Published on November 25, 2008 at 10:05am

This tour brings together four artists representing a range of approaches to the project of fusing death metal with melody and pop songwriting. Openers 36 Crazyfists have been together since 1994, but as bands from Houston's so-called "cultural wasteland" will no doubt understand, their career path was impeded somewhat by residing in Anchorage. (Quick, name another non-Jewel Alaskan musician.) Of the four, 36 Crazyfists branch out furthest from metal, with songs that show post-hardcore tendencies, and even some that resemble distant cousins of grunge ­ballads.

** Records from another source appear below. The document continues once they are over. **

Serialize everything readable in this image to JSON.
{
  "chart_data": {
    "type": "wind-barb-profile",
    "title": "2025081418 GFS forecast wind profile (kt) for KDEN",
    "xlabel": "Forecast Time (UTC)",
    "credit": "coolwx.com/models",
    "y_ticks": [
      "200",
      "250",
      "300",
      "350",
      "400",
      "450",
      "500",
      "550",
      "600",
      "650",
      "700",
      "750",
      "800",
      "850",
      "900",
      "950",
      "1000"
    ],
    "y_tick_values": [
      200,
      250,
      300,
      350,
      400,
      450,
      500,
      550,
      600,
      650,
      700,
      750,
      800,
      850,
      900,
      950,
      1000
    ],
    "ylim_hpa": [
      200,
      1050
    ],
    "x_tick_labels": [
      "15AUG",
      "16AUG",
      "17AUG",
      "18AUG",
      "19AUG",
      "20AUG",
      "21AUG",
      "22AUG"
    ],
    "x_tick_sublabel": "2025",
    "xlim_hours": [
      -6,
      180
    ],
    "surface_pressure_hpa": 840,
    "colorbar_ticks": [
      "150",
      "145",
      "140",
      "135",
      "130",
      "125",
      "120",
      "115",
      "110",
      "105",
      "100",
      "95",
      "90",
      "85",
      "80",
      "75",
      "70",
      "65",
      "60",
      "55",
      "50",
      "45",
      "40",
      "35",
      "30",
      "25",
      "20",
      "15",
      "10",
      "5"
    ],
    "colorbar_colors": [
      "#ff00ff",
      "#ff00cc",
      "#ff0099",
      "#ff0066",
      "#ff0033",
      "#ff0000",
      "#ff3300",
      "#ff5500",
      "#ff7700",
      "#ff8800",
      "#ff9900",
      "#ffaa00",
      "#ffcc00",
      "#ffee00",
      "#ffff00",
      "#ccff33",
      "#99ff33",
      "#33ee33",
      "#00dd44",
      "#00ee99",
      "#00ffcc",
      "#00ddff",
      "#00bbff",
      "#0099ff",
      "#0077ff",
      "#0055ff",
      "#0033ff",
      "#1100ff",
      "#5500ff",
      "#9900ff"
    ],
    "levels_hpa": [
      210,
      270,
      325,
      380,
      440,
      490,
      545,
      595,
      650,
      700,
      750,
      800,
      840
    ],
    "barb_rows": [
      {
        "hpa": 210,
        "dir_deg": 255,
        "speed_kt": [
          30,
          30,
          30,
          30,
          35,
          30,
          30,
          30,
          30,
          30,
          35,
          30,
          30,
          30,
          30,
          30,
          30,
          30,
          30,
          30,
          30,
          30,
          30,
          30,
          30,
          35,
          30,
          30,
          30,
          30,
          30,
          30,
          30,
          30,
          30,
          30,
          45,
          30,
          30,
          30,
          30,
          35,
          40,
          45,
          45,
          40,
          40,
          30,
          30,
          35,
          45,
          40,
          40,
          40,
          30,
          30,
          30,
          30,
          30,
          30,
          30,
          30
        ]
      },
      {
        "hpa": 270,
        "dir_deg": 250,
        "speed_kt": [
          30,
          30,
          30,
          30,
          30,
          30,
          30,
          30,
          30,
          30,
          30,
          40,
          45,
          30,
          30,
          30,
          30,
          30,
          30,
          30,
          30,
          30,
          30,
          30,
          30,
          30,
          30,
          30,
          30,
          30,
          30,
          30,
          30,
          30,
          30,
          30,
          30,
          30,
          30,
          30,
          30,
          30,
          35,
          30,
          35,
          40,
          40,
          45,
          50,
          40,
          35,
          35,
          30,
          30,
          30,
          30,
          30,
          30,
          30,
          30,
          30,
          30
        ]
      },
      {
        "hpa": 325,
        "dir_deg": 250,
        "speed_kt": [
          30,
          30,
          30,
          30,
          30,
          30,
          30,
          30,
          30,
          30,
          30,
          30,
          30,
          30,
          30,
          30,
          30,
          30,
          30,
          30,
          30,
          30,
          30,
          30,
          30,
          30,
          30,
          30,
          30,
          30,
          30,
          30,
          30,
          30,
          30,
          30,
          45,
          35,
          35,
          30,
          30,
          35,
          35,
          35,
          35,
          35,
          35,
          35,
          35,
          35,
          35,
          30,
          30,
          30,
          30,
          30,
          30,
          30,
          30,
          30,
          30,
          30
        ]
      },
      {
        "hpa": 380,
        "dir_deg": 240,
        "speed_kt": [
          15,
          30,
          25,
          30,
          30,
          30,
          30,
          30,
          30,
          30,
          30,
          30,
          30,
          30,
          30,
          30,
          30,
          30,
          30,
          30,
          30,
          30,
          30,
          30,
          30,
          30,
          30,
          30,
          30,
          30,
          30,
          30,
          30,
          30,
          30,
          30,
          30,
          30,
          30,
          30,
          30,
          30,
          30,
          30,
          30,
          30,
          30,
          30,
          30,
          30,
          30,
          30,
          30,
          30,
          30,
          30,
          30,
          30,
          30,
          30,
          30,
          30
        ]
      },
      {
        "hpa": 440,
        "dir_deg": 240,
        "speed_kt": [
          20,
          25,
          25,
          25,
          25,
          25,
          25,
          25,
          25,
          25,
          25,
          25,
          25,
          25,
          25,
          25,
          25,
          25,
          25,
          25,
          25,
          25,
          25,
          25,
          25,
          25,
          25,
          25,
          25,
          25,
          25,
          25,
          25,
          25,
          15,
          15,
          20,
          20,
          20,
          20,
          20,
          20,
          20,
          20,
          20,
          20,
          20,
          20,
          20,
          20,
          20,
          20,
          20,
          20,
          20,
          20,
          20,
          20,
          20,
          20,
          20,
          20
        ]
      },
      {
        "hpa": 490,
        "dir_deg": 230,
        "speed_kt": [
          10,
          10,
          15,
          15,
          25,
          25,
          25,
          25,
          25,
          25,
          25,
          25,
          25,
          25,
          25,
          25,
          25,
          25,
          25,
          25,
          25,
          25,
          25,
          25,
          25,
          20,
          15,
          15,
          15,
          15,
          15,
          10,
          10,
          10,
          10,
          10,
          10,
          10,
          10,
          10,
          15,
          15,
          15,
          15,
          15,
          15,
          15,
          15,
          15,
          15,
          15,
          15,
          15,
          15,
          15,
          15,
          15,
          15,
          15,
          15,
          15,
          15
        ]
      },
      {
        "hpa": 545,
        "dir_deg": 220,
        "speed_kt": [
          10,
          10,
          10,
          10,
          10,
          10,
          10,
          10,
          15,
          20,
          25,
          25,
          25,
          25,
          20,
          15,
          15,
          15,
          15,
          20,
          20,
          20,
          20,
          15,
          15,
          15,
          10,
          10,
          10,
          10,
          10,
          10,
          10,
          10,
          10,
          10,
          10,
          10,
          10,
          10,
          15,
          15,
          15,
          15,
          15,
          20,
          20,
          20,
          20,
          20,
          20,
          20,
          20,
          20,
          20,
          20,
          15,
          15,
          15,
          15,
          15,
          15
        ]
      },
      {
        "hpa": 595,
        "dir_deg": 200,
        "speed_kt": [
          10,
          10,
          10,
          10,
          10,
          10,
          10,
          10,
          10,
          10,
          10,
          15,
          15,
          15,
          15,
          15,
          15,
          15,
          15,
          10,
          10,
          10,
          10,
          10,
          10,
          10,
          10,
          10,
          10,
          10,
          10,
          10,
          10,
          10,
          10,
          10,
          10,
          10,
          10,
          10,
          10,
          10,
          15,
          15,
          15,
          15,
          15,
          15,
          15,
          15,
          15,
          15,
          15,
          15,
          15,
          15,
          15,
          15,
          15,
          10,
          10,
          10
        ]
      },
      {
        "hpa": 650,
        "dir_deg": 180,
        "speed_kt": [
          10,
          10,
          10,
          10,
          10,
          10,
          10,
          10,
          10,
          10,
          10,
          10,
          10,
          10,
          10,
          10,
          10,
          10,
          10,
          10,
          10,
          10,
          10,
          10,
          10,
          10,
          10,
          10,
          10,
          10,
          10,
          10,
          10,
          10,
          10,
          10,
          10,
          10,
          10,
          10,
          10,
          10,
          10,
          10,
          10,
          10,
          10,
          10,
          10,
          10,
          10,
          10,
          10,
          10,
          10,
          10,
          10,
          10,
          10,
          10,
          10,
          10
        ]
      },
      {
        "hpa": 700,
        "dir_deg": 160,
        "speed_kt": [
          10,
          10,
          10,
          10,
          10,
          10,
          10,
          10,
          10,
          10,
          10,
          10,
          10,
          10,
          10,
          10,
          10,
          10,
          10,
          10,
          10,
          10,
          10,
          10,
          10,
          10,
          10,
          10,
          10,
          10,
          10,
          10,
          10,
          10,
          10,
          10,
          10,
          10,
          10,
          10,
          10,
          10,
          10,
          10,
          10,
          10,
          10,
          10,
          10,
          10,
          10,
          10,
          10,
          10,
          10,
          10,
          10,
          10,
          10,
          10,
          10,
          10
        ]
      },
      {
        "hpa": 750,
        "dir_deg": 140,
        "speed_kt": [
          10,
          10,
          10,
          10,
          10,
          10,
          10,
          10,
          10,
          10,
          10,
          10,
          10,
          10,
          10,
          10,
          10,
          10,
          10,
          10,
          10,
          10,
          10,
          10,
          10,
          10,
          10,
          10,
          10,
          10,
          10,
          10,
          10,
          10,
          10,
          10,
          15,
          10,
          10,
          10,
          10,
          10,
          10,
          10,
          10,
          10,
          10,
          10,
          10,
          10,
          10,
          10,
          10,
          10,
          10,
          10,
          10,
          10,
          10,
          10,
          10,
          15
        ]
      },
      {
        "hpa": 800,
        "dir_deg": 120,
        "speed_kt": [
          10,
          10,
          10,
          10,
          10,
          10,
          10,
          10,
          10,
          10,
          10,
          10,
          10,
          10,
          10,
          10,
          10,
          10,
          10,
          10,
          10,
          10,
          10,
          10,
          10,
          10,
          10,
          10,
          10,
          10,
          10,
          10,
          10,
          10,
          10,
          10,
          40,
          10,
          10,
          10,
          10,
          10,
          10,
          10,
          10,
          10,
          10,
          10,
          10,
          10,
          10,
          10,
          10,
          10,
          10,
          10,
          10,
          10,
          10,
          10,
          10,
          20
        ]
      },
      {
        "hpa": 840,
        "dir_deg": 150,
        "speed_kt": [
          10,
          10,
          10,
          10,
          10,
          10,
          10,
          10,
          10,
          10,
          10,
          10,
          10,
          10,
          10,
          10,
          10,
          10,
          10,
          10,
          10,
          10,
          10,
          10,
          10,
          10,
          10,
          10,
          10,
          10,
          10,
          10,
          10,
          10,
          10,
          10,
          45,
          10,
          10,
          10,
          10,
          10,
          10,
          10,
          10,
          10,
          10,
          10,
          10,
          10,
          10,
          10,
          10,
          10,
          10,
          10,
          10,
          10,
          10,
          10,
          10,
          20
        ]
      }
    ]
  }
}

French eco-metal quartet Gojira hew closer to midtempo death metal. Bandleader Joe Duplantier almost never sings, sticking with a butch growl, except when he adds a distorted vocal overdub an octave up and sounds like an alien. Gojira's music is intense, unadorned and brutally intelligent in a weird and aloof way that stands out here. Massachusetts's All That Remains is sometimes almost retro in the use of power-metal techniques, though its roots are in the melodic death metal pioneered by headliners In Flames, usually credited among the originators of the "Gothenburg sound," named after their Swedish hometown. The group's latest, A Sense of Purpose, is death metal overlaid with flowing, harmonized guitar leads juxtaposed with metal-ized alt-rock, exemplifying the intriguing paradox of complex, heavy music pressed into the service of melodic and surprisingly accessible songs.